ジオリアクターによる CO₂ 固定化試験:雄勝高温岩体での原位置試験

  Field experiments of CO₂ sequestration into the Ogachi hot dry rock (HDR; the temperature is 200 °C) site were performed to investigate mineralization of a part of CO₂ as carbonates through interaction with rocks (Georeactor; Ca extraction from rocks and carbonate fixation). In 2007, carbonated water (1 wt% CO₂; river water with dry ice) with several tracers was directly injected into well OGC-2, Test #1 (from September 2nd to 9th) and Test #2 (from September 11th to 16th). During the Test #2 experiment, additional river water was injected into well OGC-1, 100 m apart from well OGC-2, at 2 days after the injection of CO₂ water into well OGC-2 so as to push back carbonated water around this well. Water samples were collected at the depth of ~850 m by a sampler (500 ml in volume) and monitored for their chemical and isotopic compositions. The CO₂ concentrations in fluids collected decreased with duration time and were almost 2/3 of the expected concentration from tracer concentrations. This means that CO₂ injected into well OGC-2 can be removed from fluid by carbonate fixation.

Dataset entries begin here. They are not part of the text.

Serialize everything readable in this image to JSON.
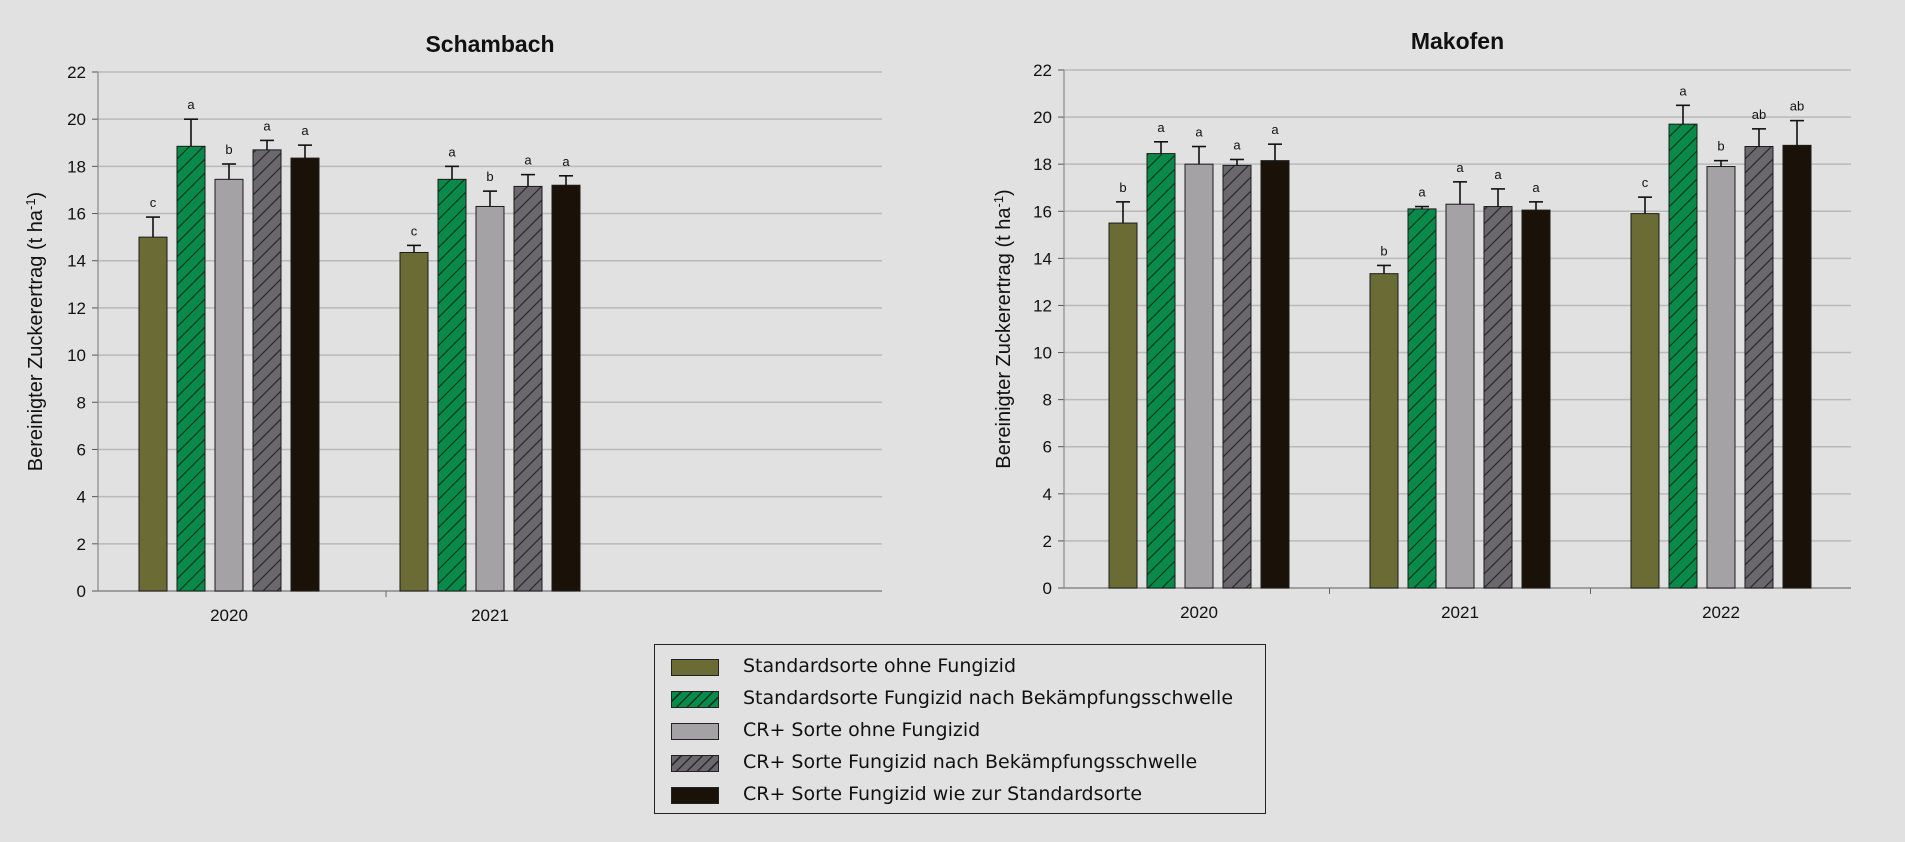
{
  "series_styles": [
    {
      "color": "#6b6b36",
      "hatch": false
    },
    {
      "color": "#0a8a4a",
      "hatch": true
    },
    {
      "color": "#a5a2a5",
      "hatch": false
    },
    {
      "color": "#6a676d",
      "hatch": true
    },
    {
      "color": "#1a1209",
      "hatch": false
    }
  ],
  "legend": {
    "items": [
      "Standardsorte ohne Fungizid",
      "Standardsorte Fungizid nach Bekämpfungsschwelle",
      "CR+ Sorte ohne Fungizid",
      "CR+ Sorte Fungizid nach Bekämpfungsschwelle",
      "CR+ Sorte Fungizid wie zur Standardsorte"
    ]
  },
  "chart_data": [
    {
      "type": "bar",
      "title": "Schambach",
      "ylabel": "Bereinigter Zuckerertrag (t ha",
      "ylabel_sup": "-1",
      "ylabel_close": ")",
      "ylim": [
        0,
        22
      ],
      "yticks": [
        0,
        2,
        4,
        6,
        8,
        10,
        12,
        14,
        16,
        18,
        20,
        22
      ],
      "grid": true,
      "categories": [
        "2020",
        "2021"
      ],
      "series": [
        {
          "name": "Standardsorte ohne Fungizid",
          "values": [
            15.0,
            14.35
          ],
          "errors": [
            0.85,
            0.3
          ],
          "letters": [
            "c",
            "c"
          ]
        },
        {
          "name": "Standardsorte Fungizid nach Bekämpfungsschwelle",
          "values": [
            18.85,
            17.45
          ],
          "errors": [
            1.15,
            0.55
          ],
          "letters": [
            "a",
            "a"
          ]
        },
        {
          "name": "CR+ Sorte ohne Fungizid",
          "values": [
            17.45,
            16.3
          ],
          "errors": [
            0.65,
            0.65
          ],
          "letters": [
            "b",
            "b"
          ]
        },
        {
          "name": "CR+ Sorte Fungizid nach Bekämpfungsschwelle",
          "values": [
            18.7,
            17.15
          ],
          "errors": [
            0.4,
            0.5
          ],
          "letters": [
            "a",
            "a"
          ]
        },
        {
          "name": "CR+ Sorte Fungizid wie zur Standardsorte",
          "values": [
            18.35,
            17.2
          ],
          "errors": [
            0.55,
            0.4
          ],
          "letters": [
            "a",
            "a"
          ]
        }
      ]
    },
    {
      "type": "bar",
      "title": "Makofen",
      "ylabel": "Bereinigter Zuckerertrag (t ha",
      "ylabel_sup": "-1",
      "ylabel_close": ")",
      "ylim": [
        0,
        22
      ],
      "yticks": [
        0,
        2,
        4,
        6,
        8,
        10,
        12,
        14,
        16,
        18,
        20,
        22
      ],
      "grid": true,
      "categories": [
        "2020",
        "2021",
        "2022"
      ],
      "series": [
        {
          "name": "Standardsorte ohne Fungizid",
          "values": [
            15.5,
            13.35,
            15.9
          ],
          "errors": [
            0.9,
            0.35,
            0.7
          ],
          "letters": [
            "b",
            "b",
            "c"
          ]
        },
        {
          "name": "Standardsorte Fungizid nach Bekämpfungsschwelle",
          "values": [
            18.45,
            16.1,
            19.7
          ],
          "errors": [
            0.5,
            0.1,
            0.8
          ],
          "letters": [
            "a",
            "a",
            "a"
          ]
        },
        {
          "name": "CR+ Sorte ohne Fungizid",
          "values": [
            18.0,
            16.3,
            17.9
          ],
          "errors": [
            0.75,
            0.95,
            0.25
          ],
          "letters": [
            "a",
            "a",
            "b"
          ]
        },
        {
          "name": "CR+ Sorte Fungizid nach Bekämpfungsschwelle",
          "values": [
            17.95,
            16.2,
            18.75
          ],
          "errors": [
            0.25,
            0.75,
            0.75
          ],
          "letters": [
            "a",
            "a",
            "ab"
          ]
        },
        {
          "name": "CR+ Sorte Fungizid wie zur Standardsorte",
          "values": [
            18.15,
            16.05,
            18.8
          ],
          "errors": [
            0.7,
            0.35,
            1.05
          ],
          "letters": [
            "a",
            "a",
            "ab"
          ]
        }
      ]
    }
  ]
}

  During the field experiments, dissolution or precipitation rates of calcite were determined by using a technique of “in situ observation of crystallization”. Calcite crystals covered with Au film were hold in a crystal cell and set in a crystal sonde. The crystal sonde was filled with He gas under a certain pressure and then put into well OGC-2. The fluid at depth of -850 m is introduced into the sonde and calcite can start to react with them. After 1 hour, the sonde was recovered to the surface, where the fluid in the sonde is pushed to outside by He gas. The recovered calcite crystal is analyzed for the dissolution or precipitation rates by a newly developed phase shift interferometer. The “in situ analyses” show that calcite precipitation was observed within 2 days after the injection. This probably indicates that the most of CO₂ injected has been fixed as carbonate, supporting our idea that HDR system can be useful for CO₂ sequestration from inland emission sources.